En esta época, Irkutsk estaba abarrotada de gente a causa de todos los refugiados siberianos de la provincia, aunque abundaban las reservas de todo tipo, por el depósito de los innumerables mercaderes que realizan sus intercambios comerciales entre China, Asia central y Europa. No había, pues, nada que temer al admitir a los campesinos del valle del Angar, a los mongoles kalkas, a los tunguzes y a los burets, dejando un desierto entre los invasores y la ciudad.
Irkutsk es la residencia del gobernador general de Siberia oriental. Por debajo de él se encuentra el gobierno civil, en cuyas manos se concentra la administración de la provincia, el jefe de policía, muy atareado siempre en una ciudad en la que abundan los exiliados políticos, y, finalmente, el alcalde, jefe de los mercaderes, persona muy considerada por su inmensa fortuna y por la influencia que ejerce sobre sus administrados.

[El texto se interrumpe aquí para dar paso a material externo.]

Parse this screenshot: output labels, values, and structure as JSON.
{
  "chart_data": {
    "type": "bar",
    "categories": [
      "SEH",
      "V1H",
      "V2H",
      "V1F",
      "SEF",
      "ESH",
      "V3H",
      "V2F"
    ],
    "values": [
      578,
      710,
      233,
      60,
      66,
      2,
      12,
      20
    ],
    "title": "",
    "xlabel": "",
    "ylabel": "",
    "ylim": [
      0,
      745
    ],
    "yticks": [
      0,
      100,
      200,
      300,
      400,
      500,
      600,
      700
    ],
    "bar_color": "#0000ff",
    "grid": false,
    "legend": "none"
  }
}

La guarnición de Irkutsk estaba compuesta entonces por un regimiento de cosacos a pie, que contaba alrededor de dos mil hombres, y por un cuerpo permanente de gendarmes, que llevan casco y uniforme azul con galones plateados.
Además, como ya se sabe, a causa de unas especiales circunstancias, el hermano del Zar se encontraba en la ciudad desde el comienzo de la invasión.
Vamos a precisar estas circunstancias.
Un viaje de importancia política había llevado al Gran Duque a esas lejanas provincias de Asia central.
El Gran Duque, después de haber recorrido las principales ciudades siberianas, viajando más como militar que como príncipe, sin ningún aparato oficial, acompañado de sus oficiales y escoltado por un destacamento de cosacos, se había trasladado hasta las comarcas que están más allá del Baikal. Nikolaevsk, la última ciudad rusa situada en el litoral del mar de Okhotsk, había sido honrada con su visita.
Una vez llegado hasta los confines del inmenso Imperio, el Gran Duque regresaba a Irkutsk, desde donde contaba con reemprender la ruta de regreso a Europa, cuando llegaron las noticias de la invasión tan amenazadora como inesperada. Se dio prisa por llegar a la ciudad, pero cuando llegó, las comunicaciones con Rusia iban a quedar inmediatamente interrumpidas. Recibió todavía algunos mensajes de Petersburgo y de Moscú, y hasta pudo contestarlos, pero después el hilo quedó cortado en las circunstancias que ya conocemos.